Ich habe so etwa den Eindruck gehabt, als stecke dahinter, daß man auch nicht Briefmarken will, die nun etwa den Gedanken der Demokratie oder den Gedanken der Republik wirklich populär machen. Warum macht man nicht Briefmarken, die dann auch eine außenpolitische Bedeutung in einem gewissen Sinn haben würden, auf denen Köpfe bekannter Vorkämpfer der Demokratie gezeigt werden? Wir haben solche Vorkämpfer der Demokratie — verstehen Sie mich ja nicht falsch, meine Damen und Herren — in jeder politischen Partei und unter den Vorgängern jeder politischen Partei, ob das August Reichensperger oder ob das Rotteck wäre. Ich will nur zwei Politiker nennen, die nicht meiner Partei angehört haben. Die Welt würde dann sehen, daß wir doch eine gewisse Tradition in dieser Beziehung haben. Auch die diese Briefmarken sammelnde Jugend würde ein gewisses Interesse daran nehmen; denn sie würde sehen: das ist ein Kopf, und dann würde sie fragen, was das für ein Kopf ist. Das wäre das eine. Man kann also schon eine diskrete politische Werbung durch die Briefmarke machen, und ich möchte mich für diese Werbung aussprechen.

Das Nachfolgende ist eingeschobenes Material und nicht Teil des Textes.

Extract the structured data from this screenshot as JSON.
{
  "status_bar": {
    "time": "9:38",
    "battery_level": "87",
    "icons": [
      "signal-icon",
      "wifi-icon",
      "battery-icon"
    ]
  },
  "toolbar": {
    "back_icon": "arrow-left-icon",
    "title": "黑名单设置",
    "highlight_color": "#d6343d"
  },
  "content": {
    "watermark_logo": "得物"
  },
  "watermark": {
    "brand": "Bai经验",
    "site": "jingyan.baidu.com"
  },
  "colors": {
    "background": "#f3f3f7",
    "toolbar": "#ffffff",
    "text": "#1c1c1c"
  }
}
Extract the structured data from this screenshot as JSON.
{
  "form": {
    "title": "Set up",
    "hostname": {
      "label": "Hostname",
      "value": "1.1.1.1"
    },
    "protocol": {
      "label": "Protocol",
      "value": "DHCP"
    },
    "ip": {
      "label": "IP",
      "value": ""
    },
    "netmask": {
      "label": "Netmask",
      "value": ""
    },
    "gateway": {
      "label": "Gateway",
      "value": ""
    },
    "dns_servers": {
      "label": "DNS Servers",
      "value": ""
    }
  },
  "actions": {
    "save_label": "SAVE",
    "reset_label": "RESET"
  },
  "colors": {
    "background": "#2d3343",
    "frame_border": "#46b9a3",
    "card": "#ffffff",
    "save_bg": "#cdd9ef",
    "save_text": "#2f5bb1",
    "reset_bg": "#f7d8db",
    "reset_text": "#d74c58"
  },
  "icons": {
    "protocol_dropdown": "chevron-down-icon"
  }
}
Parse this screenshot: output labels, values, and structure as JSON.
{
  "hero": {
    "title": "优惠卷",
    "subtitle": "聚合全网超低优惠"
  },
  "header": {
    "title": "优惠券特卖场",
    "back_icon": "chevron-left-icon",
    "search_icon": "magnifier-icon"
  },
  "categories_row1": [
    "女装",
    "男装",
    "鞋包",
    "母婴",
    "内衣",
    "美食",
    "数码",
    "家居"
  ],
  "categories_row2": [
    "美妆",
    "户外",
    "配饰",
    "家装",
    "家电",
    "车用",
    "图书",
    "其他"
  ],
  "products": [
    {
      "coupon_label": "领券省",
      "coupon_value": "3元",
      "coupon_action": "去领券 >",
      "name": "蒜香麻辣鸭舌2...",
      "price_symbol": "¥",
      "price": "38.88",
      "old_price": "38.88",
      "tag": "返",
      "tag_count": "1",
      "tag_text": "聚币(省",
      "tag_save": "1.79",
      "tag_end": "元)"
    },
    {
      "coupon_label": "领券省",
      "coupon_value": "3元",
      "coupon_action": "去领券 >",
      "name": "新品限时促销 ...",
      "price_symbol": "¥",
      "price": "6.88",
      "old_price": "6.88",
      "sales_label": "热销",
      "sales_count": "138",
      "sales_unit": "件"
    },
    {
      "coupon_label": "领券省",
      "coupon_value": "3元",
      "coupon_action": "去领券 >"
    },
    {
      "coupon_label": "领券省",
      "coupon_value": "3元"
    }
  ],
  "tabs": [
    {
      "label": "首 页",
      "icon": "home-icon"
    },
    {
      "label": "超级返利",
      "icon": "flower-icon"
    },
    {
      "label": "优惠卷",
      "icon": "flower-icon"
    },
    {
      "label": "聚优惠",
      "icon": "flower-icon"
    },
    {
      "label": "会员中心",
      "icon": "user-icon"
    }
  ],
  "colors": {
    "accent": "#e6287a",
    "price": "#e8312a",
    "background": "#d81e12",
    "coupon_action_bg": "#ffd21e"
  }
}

Nun noch etwas ganz anderes, etwas Grundsätzliches. Wir waren uns im kulturpolitischen Ausschuß darüber einig — unbeschadet irgendwelcher Stellung zur Bürokratie —, daß die Bürokratie nicht geeignet ist, über derartige kunstgewerbliche und künstlerische Dinge zu entscheiden. Wir möchten also deswegen das Ministerium sehr darum bitten, daß es in Zukunft nicht durch seine eigenen Beamten, sondern durch einen Ausschuß entscheiden läßt, in dem verschiedenste Kräfte und Menschen beteiligt sein können, aber in dem das Postministerium selbst nur insofern beteiligt ist, als es die Grenzen des praktisch Möglichen und Notwendigen bestimmt, nicht aber die Grenzen dessen, was nun schön oder nicht schön sei. Dazu halten wir es nicht für kompetent. Es ist vom Herrn Berichterstatter auf Briefmarken in anderen Ländern hingewiesen worden. Ich glaube, auch die Sonderbriefmarken — wenigstens die bisherigen in unserem Gebiet — sind nicht gerade besonders gut gewesen, nicht besonders ansprechend und nicht besonders lebendig. Auch da müßte man etwas anderes, ein anderes Verfahren einschlagen und die Dinge bessern. Selbst Marken von Ländern, die der deutschen Bundesrepublik an Tradition nicht gerade gleichkommen, sind bedeutend besser, und zwar nicht nur in der technischen Ausführung—über die technische Ausführung dieser neuen Marken wäre eigentlich nichts zu sagen —, sondern eben in der künstlerischen Gestaltung. Wir sollten versuchen, diesem Stande gleichzukommen.
Das sind die paar Bemerkungen, die ich in diesem Falle machen wollte. Aber ich möchte ausdrücklich betonen: Das Postministerium soll sich in diesen Dingen zu wirklichen Gestaltungen entschließen und sich nicht mit einer Verbindung von Bürokratie und schlechten Einfällen begnügen.